Taradale High School principal Stephen Hensman said Mr Forshaw had not been well at the start of last week and had been too ill to attend school on Wednesday or Thursday, and his health deteriorated further on Friday despite medical help.
His colleagues had been deeply affected by his death, Mr Hensman said, as had the students who embraced his teaching approach and assistance.
"Pete was a colleague and a friend - there was never a bad word said about him," Mr Hensman said.
"Staff have shown enormous resilience, supporting each other and resuming work on Tuesday in the most professional way, despite being very upset."
To assist many students in dealing with the sad news the school's library and wharekura were used as support centres to provide them with counselling assistance.
"Students are very upset at this news - he was a dedicated form teacher with a loyal form class."
A former head of department, David Szelesi, said Mr Forshaw's most powerful teaching tool was "his smile and kind heart".
In his role as technology teacher he got the successful and popular motorcycle construction course up and running, where students could make their own motorcycles.
"He was a superb craftsman with wood as well as metal, making him a versatile technology teacher."
Mr Hensman described him as "generous to a fault" as he gave staff and friends his time to help with repairs and renovations - without charge.
He was also one of the school's deans of Maori students and "so many" students received support from him in that role.
"He recently worked with his house, Kaiwhata, on the school haka in preparation for the inter-house school haka competition - and they won."
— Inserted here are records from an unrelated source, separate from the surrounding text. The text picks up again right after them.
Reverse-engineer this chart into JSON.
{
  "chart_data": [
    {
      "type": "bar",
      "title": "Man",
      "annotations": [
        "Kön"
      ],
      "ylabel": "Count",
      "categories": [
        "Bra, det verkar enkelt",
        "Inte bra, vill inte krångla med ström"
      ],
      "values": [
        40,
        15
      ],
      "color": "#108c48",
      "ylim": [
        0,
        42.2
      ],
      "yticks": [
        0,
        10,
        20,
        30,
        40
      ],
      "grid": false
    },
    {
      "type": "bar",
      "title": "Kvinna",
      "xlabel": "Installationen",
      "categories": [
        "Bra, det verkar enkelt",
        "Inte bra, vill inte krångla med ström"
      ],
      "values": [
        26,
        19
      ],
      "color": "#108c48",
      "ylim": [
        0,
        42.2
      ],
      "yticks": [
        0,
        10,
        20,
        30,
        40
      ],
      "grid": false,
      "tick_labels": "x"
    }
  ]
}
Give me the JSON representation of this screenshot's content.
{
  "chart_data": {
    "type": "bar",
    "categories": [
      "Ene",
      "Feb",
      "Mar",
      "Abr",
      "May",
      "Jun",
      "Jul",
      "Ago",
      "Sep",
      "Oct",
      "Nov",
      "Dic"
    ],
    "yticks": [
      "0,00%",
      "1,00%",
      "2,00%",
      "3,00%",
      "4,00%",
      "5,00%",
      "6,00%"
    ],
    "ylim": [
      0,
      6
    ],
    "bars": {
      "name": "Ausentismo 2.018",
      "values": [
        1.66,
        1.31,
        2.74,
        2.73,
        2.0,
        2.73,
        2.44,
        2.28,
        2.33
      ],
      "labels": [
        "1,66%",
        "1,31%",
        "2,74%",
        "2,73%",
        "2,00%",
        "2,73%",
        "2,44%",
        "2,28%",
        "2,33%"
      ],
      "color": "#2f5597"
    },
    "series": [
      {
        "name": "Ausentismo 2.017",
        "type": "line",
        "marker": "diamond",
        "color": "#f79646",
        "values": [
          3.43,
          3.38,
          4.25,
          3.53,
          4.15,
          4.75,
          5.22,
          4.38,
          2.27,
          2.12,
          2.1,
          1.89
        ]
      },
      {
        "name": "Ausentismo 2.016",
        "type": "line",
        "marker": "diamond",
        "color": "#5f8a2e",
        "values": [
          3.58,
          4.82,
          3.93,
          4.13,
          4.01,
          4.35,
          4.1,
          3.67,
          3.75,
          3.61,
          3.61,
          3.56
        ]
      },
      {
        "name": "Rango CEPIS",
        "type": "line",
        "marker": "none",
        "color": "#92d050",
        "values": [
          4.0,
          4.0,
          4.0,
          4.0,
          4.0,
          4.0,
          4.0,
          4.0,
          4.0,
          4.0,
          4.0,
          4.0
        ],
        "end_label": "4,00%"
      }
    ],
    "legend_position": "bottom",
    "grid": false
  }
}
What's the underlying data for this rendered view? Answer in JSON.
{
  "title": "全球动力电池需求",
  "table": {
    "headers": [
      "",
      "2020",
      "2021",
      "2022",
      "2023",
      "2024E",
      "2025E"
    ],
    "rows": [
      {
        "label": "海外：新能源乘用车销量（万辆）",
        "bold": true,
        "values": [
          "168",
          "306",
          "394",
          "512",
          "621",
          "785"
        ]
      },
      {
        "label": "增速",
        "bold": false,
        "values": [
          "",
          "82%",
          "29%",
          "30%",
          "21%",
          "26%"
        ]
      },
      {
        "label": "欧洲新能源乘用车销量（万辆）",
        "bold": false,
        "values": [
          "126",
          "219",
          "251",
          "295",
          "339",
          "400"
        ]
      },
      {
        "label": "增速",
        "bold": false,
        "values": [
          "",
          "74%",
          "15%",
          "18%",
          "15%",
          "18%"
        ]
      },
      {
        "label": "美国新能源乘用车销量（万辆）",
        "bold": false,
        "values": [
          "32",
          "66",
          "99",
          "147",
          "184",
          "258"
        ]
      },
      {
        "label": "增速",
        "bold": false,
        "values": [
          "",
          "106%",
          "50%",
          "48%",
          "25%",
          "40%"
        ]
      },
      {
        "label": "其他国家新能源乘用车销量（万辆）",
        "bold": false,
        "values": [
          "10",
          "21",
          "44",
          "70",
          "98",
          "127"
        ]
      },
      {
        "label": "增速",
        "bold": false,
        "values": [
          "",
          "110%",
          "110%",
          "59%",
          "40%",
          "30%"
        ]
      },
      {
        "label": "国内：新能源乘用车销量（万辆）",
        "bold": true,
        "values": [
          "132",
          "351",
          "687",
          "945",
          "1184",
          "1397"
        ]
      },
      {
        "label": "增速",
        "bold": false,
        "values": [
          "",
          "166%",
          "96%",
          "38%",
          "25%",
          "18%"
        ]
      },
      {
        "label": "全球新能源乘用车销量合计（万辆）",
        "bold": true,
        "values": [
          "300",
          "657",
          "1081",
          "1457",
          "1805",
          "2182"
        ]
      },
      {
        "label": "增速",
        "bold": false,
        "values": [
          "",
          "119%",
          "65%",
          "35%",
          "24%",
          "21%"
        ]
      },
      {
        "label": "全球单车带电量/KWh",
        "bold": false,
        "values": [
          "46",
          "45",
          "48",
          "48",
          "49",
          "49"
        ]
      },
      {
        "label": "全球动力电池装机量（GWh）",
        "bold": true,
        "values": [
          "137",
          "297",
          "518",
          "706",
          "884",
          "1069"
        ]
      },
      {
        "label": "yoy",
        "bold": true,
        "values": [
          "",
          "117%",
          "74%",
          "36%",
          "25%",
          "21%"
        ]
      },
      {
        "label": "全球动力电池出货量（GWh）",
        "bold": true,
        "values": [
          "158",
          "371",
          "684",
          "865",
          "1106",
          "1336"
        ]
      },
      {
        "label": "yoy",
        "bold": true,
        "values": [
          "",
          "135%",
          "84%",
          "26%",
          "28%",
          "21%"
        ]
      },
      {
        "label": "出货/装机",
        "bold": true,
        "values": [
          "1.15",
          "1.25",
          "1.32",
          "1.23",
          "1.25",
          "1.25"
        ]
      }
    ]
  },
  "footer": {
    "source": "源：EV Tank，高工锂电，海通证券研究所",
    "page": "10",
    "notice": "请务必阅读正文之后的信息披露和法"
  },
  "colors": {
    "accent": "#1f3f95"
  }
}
Mr Forshaw was also a respected basketball coach where he revealed a talent as an inventive tactician.
One of his team members said he probably "popped a few veins by watching me miss a basket, but he never gave up on us".
Members of the Sunhawks Masters Basketball also paid tribute to Mr Forshaw, calling him "our life, our soul, our energy, our party".
Mr Hensman said the school's thoughts and condolences were with Mr Forshaw's family.
"He was a wonderful father and family man and we are particularly aware of his son, Midge, who is a valued member of our Year 13."
He said the school was honoured to show its huge respect for "Pete" by hosting his funeral at 11am this Saturday in the main hall.